“Sit, be still, and listen, because you’re drunk and we’re at the edge of the roof.” ― Rumi
Dear Status Quo,
We both know this can’t go on, not they way it’s been going…so you’ve got to go. We can’t take you anymore. You have outstayed your welcome and you must leave immediately.
I know you’ve been here a long time and some people are counting on you to stay but nothing is forever and frankly there are so many more of us who want you gone. We are quite adamant about it…in fact we demand it!
The way you carry on is unsustainable.
You said you’d change and we believed you only to be let down again.
The truth is we can no longer afford your frivolous ways and outlandish and wasteful behavior. You’ve damn near wrecked our home and now it’s our future selves and our children who’ll be cleaning up the mess that you’ll leave behind.
Put down that drink and wake up! Do you ever listen?
Hey YOU!!! Do we need to yell?
Get out now! Never come back….
As a witness to 45 years of history I am thinking thoughts I never would have imagined years ago when at first I began to pay conscious attention to what’s was going on around me.
It’s funny how history can rewrite itself before one’s very eyes and yes indeed the victors do write and rewrite history over and over again….
It’s so easy to ignore it all…It’s hard to take. But as time goes on and events play out I am forced to concede that everything is not what it pretends to be and no matter how crazy I tell myself THAT is…I can’t help but begin to believe it.
It’s not that I don’t have hope. I am loaded with it and it is not just blind faith. I go on evidence. I see people waking up and realizing that if we don’t open our eyes and have the courage to say what we really think and how we really feel about what is going on, one day it will be too late. No one will come and save us. We have to save ourselves.
“One of the saddest lessons of history is this: If we’ve been bamboozled long enough, we tend to reject any evidence of the bamboozle. We’re no longer interested in finding out the truth. The bamboozle has captured us. It’s simply too painful to acknowledge, even to ourselves, that we’ve been taken. Once you give a charlatan power over you, you almost never get it back.”
His words were simple and earthy. Words that came straight to the point, jutting out at odd angles, all the while meandering along the sandy bank, flowing along with the gentle stream. Words that reflected a quiet beauty; a oneness with nature conveyed in tiny jagged pieces that formed an exquisite mosaic of thought and feeling.
He wrote of love in such a simple and honest way and his words have inspired countless romantics on their quest to find their other half.
The general theme of Rumi’s thought, like that of other mystic and Sufi poets of Persian literature, is essentially that of the concept of tawhid — union with his beloved (the primal root) from which/whom he has been cut off and become aloof — and his longing and desire to restore it.
All the quotes that follow are his…
Daylight, full of small dancing particles. Can you see them when I whisper in your ear?
“There is a candle in your heart, ready to be kindled. There is a void in your soul, ready to be filled. You feel it, don’t you?”
Out beyond ideas of wrongdoing and rightdoing there is a field.
I’ll meet you there
When the soul lies down in that grass
The world is too full to talk about
“The minute I heard my first love story, I started looking for you, not knowing how blind that was. Lovers don’t finally meet somewhere. They’re in each other all along.”

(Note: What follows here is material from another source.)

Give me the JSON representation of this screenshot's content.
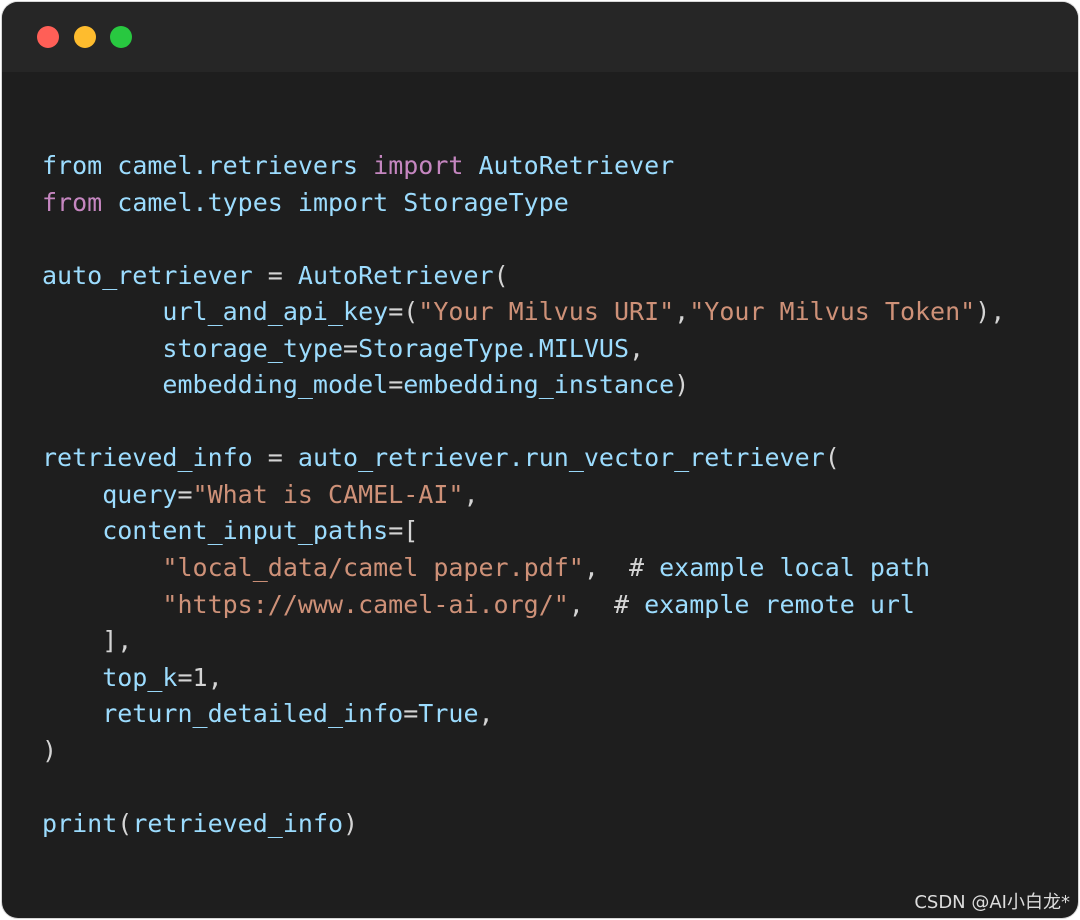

“The most alive moment comes when those who love each other meet each other’s eyes and in what flows between them.”
“In your light I learn how to love. In your beauty, how to make poems. You dance inside my chest where no-one sees you, but sometimes I do, and that sight becomes this art.”
Lovers find secret places inside this violent world where they make transactions with beauty.
Reason says nonsense.
I have walked and measured the walls here, there are no places like that.
Love says, there are.
“Wherever you are, and whatever you do, be in love.”

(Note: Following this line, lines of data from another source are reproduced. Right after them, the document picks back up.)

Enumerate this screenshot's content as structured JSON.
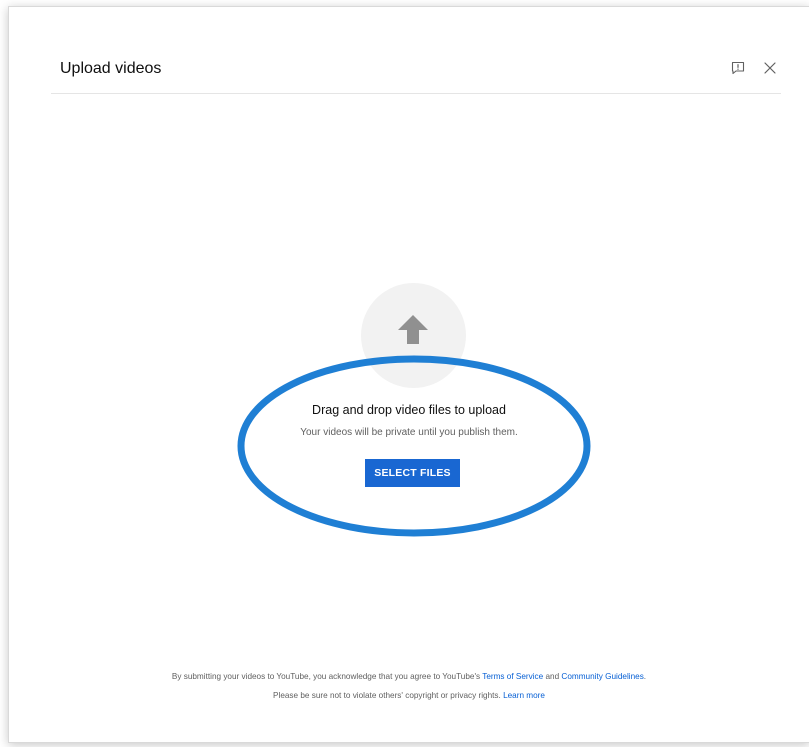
{
  "dialog": {
    "title": "Upload videos",
    "feedback_icon": "feedback-icon",
    "close_icon": "close-icon"
  },
  "upload": {
    "arrow_icon": "upload-arrow-icon",
    "heading": "Drag and drop video files to upload",
    "subtext": "Your videos will be private until you publish them.",
    "button_label": "SELECT FILES"
  },
  "footer": {
    "line1_prefix": "By submitting your videos to YouTube, you acknowledge that you agree to YouTube's ",
    "terms_link": "Terms of Service",
    "and_text": " and ",
    "guidelines_link": "Community Guidelines",
    "line1_suffix": ".",
    "line2_prefix": "Please be sure not to violate others' copyright or privacy rights. ",
    "learn_more_link": "Learn more"
  },
  "colors": {
    "primary_button": "#1967d2",
    "link": "#065fd4",
    "annotation_ring": "#1f7fd4"
  }
}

Here’s to green fields and sunshine, blue skies ,timeless poetry and infinite LOVE ♥
May this romantic month bring you your heart’s desire.
Jalāl ad-Dīn Muhammad Balkhī , also known as Jalāl ad-Dīn Muhammad Rūmī and more popularly in the English-speaking world simply as Rumi (September 30, 1207 – December 17 1273) was a 13th-century Persian poet, jurist, theologian, and Sufi mystic. Rumi’s importance is considered to transcend national and ethnic borders. His poems have been widely translated into many of the world’s languages and transposed into various formats. In 2007, he was described as the “most popular poet in America.